Tuesday, October 8, 2019

Changing Dietary Habits

I've had type 2 diabetes for 23 years now. When I was diagnosed, the only treatments available were sulfonylureas, metformin (which had only been approved here the year before), or insulin. And the cutoff for a diagnosis of diabetes was a fasting blood glucose (BG) level of 140 mg/dL.

Since then, myriad drugs have come on the market, including the glitazones, glutides, gliptins,  gliflozins, and meglitinides. A real tongue-twister.

Examples of these newer drugs are Actos (glitazone, or thiazolidinedione); Victoza (glutide; GLP-1 agonist); Januvia (gliptin; DPP-4 inhibitor), Invokana; (gliflozin; SGLT-2 inhibitor), and Starlix (meglitinide; long-acting sulfonylurea). Some of them are available as combinations with other diabetes drugs. Some are injectable and others are pills. Some last a week and others just a day or less.

You can find a more complete list here.

Some of these drugs can cause weight gain and others can contribute to weight loss. Some are supposed to protect the heart and some seem to increase rates of heart disease. Some increase rates of pancreatitis. Other side effects include nausea, urinary tract infections, ketoacidosis, and even lower-limb amputation.

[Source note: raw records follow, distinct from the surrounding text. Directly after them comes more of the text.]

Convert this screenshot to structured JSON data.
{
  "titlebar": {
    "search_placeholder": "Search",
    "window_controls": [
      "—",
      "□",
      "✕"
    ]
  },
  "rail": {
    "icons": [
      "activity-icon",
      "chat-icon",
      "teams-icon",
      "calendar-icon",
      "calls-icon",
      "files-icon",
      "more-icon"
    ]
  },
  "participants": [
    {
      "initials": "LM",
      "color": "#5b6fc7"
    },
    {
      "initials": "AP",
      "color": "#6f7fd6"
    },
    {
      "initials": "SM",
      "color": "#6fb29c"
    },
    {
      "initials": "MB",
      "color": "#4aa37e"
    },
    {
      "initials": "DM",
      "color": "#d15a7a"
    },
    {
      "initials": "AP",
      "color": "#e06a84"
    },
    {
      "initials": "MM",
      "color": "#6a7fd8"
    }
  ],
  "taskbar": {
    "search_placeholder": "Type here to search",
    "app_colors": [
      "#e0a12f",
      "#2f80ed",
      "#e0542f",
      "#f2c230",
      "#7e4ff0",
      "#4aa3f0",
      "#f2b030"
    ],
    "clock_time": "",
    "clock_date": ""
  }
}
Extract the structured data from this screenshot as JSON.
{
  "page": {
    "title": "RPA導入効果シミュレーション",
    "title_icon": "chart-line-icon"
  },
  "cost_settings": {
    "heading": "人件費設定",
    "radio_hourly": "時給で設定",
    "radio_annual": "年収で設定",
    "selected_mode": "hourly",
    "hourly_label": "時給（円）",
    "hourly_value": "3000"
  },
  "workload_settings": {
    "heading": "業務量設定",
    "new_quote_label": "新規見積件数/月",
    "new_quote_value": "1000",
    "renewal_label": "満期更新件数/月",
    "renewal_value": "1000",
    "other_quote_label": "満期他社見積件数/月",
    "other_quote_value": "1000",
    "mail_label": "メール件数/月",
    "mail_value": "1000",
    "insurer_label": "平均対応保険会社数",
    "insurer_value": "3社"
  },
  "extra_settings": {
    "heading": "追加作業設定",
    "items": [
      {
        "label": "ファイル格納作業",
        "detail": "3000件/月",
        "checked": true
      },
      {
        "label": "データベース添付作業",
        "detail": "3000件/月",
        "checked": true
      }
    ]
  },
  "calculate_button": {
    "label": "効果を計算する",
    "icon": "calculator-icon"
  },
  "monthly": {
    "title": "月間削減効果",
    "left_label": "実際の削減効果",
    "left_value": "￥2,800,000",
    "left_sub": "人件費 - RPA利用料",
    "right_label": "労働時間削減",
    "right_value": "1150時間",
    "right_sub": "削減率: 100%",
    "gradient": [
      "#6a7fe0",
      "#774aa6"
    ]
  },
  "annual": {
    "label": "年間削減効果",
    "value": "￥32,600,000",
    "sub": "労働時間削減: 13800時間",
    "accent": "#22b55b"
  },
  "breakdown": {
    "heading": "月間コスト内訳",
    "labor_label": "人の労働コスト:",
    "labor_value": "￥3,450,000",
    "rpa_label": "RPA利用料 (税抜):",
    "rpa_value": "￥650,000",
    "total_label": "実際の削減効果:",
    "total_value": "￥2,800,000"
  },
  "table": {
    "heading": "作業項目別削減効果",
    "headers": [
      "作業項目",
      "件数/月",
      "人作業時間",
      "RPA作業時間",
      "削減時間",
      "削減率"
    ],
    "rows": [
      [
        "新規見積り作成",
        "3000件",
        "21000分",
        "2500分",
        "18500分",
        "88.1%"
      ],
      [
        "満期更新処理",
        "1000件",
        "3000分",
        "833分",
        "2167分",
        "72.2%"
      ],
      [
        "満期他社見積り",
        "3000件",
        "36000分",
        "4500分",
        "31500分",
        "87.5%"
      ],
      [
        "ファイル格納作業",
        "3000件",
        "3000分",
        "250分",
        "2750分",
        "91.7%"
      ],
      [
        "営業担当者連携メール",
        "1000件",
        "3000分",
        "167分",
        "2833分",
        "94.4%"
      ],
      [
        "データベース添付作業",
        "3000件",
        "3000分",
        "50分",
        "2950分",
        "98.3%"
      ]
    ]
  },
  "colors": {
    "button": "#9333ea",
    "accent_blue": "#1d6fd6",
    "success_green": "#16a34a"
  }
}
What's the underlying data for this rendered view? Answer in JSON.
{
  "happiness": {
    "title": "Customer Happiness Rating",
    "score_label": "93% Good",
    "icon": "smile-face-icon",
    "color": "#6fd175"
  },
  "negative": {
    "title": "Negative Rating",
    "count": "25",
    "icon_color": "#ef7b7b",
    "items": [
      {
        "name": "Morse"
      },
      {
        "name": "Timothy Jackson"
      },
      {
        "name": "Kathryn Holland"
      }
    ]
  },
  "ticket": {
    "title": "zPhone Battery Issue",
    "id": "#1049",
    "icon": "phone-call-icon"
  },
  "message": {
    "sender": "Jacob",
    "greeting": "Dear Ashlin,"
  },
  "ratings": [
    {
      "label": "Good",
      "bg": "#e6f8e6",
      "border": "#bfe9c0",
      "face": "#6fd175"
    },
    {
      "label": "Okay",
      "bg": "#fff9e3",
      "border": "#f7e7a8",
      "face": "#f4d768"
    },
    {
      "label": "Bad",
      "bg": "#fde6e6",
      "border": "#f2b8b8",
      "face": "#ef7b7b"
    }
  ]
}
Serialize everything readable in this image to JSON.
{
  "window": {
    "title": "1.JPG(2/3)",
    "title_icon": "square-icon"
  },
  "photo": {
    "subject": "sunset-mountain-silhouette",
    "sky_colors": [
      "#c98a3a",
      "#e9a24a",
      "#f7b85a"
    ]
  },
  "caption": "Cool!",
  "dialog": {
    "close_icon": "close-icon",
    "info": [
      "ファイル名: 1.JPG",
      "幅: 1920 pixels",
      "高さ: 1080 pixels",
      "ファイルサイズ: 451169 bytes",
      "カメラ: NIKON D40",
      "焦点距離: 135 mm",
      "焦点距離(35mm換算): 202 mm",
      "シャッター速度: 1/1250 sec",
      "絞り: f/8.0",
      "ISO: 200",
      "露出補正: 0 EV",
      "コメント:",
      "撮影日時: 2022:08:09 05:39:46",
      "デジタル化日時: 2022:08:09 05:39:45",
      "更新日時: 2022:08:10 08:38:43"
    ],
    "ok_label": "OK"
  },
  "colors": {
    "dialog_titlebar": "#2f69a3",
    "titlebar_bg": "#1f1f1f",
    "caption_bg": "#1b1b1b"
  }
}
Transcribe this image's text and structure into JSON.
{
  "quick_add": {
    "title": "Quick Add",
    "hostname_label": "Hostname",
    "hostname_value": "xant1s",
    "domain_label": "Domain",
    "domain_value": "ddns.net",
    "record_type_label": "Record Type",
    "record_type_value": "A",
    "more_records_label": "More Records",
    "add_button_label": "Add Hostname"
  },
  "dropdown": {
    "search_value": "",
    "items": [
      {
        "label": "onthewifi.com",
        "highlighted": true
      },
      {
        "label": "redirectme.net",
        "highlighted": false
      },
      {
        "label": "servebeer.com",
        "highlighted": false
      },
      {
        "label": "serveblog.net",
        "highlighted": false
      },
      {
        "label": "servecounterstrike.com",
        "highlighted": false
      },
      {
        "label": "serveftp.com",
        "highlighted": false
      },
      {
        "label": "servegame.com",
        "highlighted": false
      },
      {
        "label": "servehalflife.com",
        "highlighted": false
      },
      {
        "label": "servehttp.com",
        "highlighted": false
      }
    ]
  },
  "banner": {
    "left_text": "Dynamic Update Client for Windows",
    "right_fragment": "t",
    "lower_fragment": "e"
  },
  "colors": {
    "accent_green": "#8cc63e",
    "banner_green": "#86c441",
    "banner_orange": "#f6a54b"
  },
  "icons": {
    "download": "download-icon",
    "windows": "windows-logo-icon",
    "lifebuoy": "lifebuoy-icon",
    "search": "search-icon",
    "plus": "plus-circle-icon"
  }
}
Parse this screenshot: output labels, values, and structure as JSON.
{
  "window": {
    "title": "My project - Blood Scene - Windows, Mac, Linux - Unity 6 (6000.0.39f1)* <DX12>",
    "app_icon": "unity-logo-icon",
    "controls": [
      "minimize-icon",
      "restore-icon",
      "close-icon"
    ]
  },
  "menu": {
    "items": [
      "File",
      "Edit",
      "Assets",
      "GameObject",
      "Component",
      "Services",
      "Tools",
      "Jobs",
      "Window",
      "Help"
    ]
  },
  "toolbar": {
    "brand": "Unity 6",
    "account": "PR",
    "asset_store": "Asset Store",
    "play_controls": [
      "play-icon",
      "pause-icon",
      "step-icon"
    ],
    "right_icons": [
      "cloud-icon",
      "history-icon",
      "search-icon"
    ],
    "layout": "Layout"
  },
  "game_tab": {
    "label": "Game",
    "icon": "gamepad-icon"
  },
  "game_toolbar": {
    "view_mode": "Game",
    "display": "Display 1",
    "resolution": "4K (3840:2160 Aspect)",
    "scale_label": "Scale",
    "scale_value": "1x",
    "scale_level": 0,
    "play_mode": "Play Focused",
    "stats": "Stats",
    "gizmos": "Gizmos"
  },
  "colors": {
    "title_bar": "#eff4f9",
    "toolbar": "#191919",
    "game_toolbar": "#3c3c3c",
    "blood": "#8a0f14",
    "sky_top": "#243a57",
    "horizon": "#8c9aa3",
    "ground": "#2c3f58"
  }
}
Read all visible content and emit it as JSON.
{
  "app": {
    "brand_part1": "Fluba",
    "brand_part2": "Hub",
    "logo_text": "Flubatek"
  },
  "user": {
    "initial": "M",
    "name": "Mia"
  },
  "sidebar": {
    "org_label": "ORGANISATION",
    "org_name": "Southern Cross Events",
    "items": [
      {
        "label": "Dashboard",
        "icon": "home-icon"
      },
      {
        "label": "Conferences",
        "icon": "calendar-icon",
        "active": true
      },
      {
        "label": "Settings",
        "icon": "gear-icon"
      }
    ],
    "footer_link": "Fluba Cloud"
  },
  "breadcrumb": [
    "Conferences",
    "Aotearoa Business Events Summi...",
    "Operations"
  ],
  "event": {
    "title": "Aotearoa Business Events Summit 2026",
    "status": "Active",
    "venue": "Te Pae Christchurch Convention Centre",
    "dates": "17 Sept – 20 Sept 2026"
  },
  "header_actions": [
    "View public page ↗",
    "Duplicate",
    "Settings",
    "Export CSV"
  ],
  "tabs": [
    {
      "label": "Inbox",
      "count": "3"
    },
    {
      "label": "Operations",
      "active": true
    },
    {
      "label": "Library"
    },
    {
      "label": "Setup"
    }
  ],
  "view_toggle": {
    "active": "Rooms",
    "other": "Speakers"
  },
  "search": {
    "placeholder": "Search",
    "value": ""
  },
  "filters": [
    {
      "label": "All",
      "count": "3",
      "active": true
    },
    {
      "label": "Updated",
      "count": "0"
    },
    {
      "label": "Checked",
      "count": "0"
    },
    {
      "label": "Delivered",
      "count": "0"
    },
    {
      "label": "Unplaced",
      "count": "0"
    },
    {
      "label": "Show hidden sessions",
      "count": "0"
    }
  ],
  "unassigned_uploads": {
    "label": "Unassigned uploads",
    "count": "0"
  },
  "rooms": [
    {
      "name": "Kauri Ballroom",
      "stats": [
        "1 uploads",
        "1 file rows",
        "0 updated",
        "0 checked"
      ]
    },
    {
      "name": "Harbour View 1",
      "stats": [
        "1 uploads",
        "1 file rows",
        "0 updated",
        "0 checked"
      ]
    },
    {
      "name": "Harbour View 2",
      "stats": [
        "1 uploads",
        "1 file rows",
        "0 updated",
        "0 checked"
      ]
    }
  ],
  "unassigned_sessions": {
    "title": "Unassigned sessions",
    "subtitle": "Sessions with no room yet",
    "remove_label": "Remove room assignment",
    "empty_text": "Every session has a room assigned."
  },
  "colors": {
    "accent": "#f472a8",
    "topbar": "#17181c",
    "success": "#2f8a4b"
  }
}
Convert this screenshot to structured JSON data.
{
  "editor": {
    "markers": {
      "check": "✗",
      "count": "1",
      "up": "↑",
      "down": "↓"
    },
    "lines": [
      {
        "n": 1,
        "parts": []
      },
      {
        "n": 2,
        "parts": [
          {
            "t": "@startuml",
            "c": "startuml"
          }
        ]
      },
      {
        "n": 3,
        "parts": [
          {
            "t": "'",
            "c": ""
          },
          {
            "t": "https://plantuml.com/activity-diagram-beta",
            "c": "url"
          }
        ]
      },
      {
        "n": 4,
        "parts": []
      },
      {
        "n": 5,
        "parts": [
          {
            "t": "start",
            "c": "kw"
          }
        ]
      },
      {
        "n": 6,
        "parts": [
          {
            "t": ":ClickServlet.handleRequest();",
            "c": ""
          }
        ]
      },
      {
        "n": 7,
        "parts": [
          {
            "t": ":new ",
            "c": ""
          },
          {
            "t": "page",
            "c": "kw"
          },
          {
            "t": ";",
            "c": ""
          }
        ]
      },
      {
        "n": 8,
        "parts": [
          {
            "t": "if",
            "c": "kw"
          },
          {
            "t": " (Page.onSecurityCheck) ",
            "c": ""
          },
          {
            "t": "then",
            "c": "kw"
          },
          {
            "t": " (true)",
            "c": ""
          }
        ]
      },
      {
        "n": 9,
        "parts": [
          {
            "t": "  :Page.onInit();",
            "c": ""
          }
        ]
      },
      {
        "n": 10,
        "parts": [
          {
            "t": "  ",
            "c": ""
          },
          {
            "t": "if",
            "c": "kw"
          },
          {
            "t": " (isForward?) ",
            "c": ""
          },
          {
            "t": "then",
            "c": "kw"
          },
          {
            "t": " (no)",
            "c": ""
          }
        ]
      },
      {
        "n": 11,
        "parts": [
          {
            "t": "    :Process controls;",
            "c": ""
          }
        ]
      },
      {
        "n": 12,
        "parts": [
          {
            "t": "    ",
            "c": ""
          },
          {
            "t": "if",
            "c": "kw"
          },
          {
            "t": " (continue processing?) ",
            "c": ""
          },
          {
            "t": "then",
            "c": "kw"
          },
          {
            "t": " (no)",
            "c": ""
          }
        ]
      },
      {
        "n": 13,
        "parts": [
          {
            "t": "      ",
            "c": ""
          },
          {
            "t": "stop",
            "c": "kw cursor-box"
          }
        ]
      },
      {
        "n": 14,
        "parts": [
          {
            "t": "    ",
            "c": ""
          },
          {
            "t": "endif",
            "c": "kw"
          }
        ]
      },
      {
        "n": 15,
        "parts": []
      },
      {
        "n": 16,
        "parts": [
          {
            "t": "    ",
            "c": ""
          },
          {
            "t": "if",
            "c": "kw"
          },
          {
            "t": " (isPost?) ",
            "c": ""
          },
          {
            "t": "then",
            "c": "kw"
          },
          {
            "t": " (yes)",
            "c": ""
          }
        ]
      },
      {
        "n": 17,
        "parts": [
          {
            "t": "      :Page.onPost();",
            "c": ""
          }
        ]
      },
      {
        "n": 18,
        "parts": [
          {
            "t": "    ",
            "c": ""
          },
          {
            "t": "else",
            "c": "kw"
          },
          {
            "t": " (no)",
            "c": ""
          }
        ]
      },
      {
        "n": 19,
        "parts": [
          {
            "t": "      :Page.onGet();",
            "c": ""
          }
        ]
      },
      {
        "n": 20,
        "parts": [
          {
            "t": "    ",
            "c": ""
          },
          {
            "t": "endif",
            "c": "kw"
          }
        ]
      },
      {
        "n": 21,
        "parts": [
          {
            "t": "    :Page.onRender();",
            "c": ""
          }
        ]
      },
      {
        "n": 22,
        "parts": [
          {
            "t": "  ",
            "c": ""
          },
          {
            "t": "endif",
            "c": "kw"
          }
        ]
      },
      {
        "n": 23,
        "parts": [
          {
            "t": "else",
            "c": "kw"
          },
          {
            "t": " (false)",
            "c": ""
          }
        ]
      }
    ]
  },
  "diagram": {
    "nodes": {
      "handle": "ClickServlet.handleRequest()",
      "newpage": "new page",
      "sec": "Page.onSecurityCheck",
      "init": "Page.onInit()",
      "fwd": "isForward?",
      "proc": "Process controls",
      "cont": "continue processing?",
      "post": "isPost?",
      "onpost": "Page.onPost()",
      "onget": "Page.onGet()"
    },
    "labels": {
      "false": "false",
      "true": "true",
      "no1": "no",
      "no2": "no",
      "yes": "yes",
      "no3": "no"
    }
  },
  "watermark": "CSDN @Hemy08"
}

Clearly, deciding which medications are best for you depends on many factors, and different physicians have different preferences. However, today most agree that metformin is the best drug to start with unless you can't tolerate it because of GI side effects.

But despite all the new drugs, one treatment remains the same as when I was diagnosed: diet and exercise. At first, this treatment is the most difficult of all.

We'd all like to be able to take a pill and continue eating what we've always eaten, including, in almost all cases, more food than our body needs. This is not entirely our fault. Portions at restaurants are often huge, and tempting treats are offered everywhere. We've usually been raised to clean our plates and not waste food. But if we want to be healthy, we need a major brain reshuffle to reject old ideas and acquire new ones.

What works for me is a low-carb diet, and I think that's the best one to start with. If for some reason, it doesn't work for you, then you can try to find another diet that works for you. But controlling our food intake, no matter how, is essential. Exercise is good for the heart but usually has less effect on blood glucose levels than diet does.

The most difficult thing facing you when diagnosed, I think, is accepting the fact that you're going to have to revamp your eating habits, usually in a major way. You have diabetes, and it's not going to go away. It can be controlled, but not cured, at least not today. It's difficult to accept this at first, but it's necessary if you want to live a long and healthy life.

That's bad news, but here's some good news. One study showed that people with diabetes who take metformin actually live longer, on average, than people who don't have diabetes. This doesn't mean you can take metformin and not change your dietary habits. But it is consistent with the saying that the best way to stay healthy is to develop a chronic disease that forces you to take care of yourself.

So instead of raging against our fate, we should be grateful that fate has given us a second chance. Let's use it to stay healthy for many more years to come.




Tuesday, October 1, 2019

The Glimins

There's a new class of diabetes medications on the horizen, not yet approved by the FDA. They're called glimins, and the one that has had the most research is imeglimin. Results of Phase 3 trials in Japan were reported at the European Association for the Study of Diabetes annual meeting in Barcelona in September.

Phase 1 trials test the safety of a new drug in a small number of healthy volunteers. Phase 2 trials test the efficacy of the drug in more people. Phase 3 trials test even more people in what are usually blinded studies (meaning neither the patient nor the physicians know which patients got the drug and which got a placebo). Once a drug has passed Phase 3, the company can apply for FDA approval.

One problem with the glimin class is that there's already a generic drug on the market called Glimin. It seems to be a sulfonylurea or a sulfonylurea plus metformin. It's marketed in Asia, and perhaps the term glimin is used there to mean diabetes drug as there seem to be different formulations. As far as I know, none of these products are available in the United States. But there could still be confusion.

The drug imeglimin is reported to work via the mitochondria to affect several systems important for glucose control: decrease the release of glucose by the liver, increase the uptake of glucose by muscle, increase insulin secretion, and decrease the destruction of beta cells by apoptosis (a way the body gets rid of cells it thinks it doesn't need). It may also mobilize fat in the liver.

The exact mechanism by which imeglimin works is not yet known, but metformin was used for years before it was known how it worked, and the mechanism is still not completely understood.

The reports of imeglimin sound wonderful, but there's very little information about the new drug available yet. And side effects of new medications often don't emerge until thousands of people have taken the drugs. So this information doesn't have much immediate practical use. There were reports on its benefits in 2012 and it's still not on the market. However, knowing a little about it means that if there are news stories about it, you can understand their relevance.